Nancy Cooper

FBI agent: Brad Cooper intercepted wife's emails

A computer forensics analyst with the FBI testified Monday that Brad Cooper intercepted emails to his wife from her friends, family and divorce attorney in the months preceding her death.
Posted 2011-04-08T21:11:55+00:00 - Updated 2011-04-12T03:16:37+00:00
FBI agent: Brad Cooper intercepted wife's emails

A computer forensics analyst with the FBI testified Monday that Brad Cooper intercepted emails to his wife from her friends, family and divorce attorney in the months preceding her death.

Gregory Johnson, a special agent with the FBI's Computer Analysis Response Team, said he found messages on Brad Cooper's work computer that had been forwarded from Nancy Cooper's email account on a desktop computer in the couple's Cary home.

Prosecutors have said that Brad Cooper, 37, strangled Nancy Cooper after she arrived home from a neighborhood party in the early hours of July 12, 2008, and then dumped her body at a construction site just outside Cary's town limits.

Defense attorneys contend that Nancy Cooper, 34, went jogging around 7 a.m. on July 12, 2008, and never returned home.

Johnson testified that there were more than 1,000 emails recovered on Brad Cooper's laptop, including messages from an old boyfriend, her attorney, Alice Stubbs, her father and an email invitation for a going away party in Nancy Cooper's honor.

Video of Johnson's testimony could not be posted on WRAL.com because of Superior Court Judge Paul Gessner's ruling protecting the identity of some law enforcement officers.

Other messages Johnson found included a series of emails between Brad Cooper and a French graduate co-ed he met in early 2007 while on a trip to France.

Brad Cooper wrote that he was learning French and was considering moving there, Johnson said. He also set up a French phone number to forward her calls to his cellphone, he wrote in another email.

Earlier Monday, a forensics electronics examiner for the FBI, testified that he couldn't find contacts or a call log on the Samsung Blackjack cellphone that Brad Cooper used while working for Cisco Systems Inc.

Charles Wilmore said he was unable to determine why the data wasn't on the phone but concluded that it had likely been deleted – either by the user or by some other means, such as replacing the phone's SIM card or the information being remotely deleted.

Cary police believe Brad Cooper used his expertise as a Voice over Internet Protocol (VoIP) engineer to make a call from his cellphone that appeared to come from his home phone on the morning Nancy Cooper disappeared.

Defense attorneys have said that Nancy Cooper made the call, which proves she was still alive at the time authorities have said she was dead.

Cary police, the defense says, ignored evidence that didn't support their "Brad did it" theory, because they were concerned about the town's reputation as a safe community.

The state contends that Nancy Cooper was in the process of separating from her husband in 2008, and that Brad Cooper became financially controlling of her to keep her from moving to Canada with their two young daughters.

Witnesses testified last week that Brad Cooper changed his mind about the move when he found out about what his financial obligations might have been.

Nancy Cooper's father, Garry Rentz, testified Monday that finances had been a source of trouble in the marriage.

"They had discussed things being tight.
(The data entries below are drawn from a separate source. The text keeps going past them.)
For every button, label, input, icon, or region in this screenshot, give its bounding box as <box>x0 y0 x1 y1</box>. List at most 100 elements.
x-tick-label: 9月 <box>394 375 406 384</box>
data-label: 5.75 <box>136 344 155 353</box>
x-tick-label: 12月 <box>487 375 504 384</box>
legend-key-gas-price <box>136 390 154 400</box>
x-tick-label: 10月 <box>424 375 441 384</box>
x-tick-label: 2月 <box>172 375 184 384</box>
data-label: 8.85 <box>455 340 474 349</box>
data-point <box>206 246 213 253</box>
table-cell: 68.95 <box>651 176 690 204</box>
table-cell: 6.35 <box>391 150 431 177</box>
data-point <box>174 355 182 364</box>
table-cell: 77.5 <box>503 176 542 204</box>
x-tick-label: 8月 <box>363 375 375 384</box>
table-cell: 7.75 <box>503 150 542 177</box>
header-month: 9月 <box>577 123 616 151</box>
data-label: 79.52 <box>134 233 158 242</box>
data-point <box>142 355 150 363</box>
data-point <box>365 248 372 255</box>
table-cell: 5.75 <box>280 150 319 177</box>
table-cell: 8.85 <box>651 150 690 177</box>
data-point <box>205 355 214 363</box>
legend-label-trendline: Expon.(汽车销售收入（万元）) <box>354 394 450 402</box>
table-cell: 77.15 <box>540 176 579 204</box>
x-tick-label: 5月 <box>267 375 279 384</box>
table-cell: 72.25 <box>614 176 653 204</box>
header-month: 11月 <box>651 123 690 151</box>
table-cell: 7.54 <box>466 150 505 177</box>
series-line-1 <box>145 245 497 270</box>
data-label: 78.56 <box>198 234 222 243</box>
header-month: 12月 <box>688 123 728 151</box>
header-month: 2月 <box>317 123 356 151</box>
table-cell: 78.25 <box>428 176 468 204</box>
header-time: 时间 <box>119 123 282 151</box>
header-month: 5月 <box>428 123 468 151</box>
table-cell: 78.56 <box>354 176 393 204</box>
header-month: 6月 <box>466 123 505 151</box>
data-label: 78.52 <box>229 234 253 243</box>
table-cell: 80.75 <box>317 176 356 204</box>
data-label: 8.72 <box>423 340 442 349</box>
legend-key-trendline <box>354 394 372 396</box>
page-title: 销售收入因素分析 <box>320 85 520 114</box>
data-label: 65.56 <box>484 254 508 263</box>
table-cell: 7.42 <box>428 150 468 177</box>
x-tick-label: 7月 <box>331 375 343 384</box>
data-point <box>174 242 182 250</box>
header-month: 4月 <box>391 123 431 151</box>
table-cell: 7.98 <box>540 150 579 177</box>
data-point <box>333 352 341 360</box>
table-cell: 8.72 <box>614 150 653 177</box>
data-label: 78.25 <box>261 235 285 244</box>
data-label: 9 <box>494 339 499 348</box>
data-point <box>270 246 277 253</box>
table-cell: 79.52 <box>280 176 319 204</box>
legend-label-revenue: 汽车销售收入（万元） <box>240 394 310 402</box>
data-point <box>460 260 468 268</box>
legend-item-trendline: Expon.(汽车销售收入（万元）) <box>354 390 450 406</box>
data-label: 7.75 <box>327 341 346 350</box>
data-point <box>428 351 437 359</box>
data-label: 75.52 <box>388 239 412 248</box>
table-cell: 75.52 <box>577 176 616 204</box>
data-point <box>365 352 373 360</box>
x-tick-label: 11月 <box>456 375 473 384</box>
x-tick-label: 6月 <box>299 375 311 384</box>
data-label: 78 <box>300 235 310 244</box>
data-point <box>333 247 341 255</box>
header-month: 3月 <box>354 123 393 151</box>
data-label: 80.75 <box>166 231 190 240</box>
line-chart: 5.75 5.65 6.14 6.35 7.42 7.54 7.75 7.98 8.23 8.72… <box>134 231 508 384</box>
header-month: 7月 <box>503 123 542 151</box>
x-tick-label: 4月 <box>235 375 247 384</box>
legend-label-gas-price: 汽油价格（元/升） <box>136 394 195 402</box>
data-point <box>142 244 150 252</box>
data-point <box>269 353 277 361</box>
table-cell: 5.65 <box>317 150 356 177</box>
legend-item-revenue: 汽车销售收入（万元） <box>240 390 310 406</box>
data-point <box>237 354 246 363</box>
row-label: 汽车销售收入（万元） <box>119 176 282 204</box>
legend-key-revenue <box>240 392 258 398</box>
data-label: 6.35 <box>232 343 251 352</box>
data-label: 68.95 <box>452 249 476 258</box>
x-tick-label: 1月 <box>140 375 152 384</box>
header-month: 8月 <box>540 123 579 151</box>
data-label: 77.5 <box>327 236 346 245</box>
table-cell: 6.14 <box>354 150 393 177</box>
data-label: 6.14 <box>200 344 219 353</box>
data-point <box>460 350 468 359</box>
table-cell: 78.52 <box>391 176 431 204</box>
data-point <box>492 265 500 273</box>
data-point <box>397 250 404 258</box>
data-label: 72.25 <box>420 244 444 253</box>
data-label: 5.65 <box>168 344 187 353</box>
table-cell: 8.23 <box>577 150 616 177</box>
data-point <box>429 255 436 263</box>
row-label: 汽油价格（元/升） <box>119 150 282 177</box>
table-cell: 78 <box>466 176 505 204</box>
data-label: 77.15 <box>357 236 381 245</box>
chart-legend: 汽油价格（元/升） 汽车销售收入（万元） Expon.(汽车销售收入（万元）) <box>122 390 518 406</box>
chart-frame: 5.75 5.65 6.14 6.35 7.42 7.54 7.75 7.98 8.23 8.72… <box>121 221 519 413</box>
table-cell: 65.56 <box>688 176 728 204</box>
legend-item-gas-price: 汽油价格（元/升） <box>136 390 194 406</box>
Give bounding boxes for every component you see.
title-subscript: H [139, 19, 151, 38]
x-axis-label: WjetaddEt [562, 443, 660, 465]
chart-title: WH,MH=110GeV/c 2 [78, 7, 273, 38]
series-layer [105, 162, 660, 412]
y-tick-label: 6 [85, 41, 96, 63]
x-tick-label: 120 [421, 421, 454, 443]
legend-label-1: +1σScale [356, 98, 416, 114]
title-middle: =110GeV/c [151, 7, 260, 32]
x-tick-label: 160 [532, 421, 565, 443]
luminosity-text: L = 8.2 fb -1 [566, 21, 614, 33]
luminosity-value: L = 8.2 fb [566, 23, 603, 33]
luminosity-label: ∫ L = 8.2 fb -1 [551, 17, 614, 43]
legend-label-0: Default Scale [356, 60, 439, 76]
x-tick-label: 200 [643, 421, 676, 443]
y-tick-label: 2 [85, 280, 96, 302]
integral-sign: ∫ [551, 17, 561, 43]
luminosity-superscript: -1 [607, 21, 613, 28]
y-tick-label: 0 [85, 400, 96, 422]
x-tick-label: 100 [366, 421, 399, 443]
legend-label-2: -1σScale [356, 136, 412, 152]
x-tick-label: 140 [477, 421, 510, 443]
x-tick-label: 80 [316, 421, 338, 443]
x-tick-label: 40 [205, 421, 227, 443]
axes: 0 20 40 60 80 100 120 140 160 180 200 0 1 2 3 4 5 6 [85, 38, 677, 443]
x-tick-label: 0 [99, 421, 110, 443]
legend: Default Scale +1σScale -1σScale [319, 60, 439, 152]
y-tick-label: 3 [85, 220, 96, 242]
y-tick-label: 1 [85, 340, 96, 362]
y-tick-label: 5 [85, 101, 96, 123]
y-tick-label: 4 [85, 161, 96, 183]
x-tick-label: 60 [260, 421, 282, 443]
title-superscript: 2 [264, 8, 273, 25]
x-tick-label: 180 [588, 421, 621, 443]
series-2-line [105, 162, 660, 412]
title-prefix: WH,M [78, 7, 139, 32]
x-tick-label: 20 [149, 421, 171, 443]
That's all I knew," Rentz, said Monday, adding that he was unaware, until recently, about the magnitude of the problem.

Rentz on Monday also identified a pair of Saucony running shoes seized from the Cooper home as those his daughter wore running while on vacation the week prior to her death.

He remembered the shoes, he said, because he had teased her previously about the type of shoes she had used.

Police never found the pair of running shoes that Brad Cooper has said his wife wore the day she disappeared.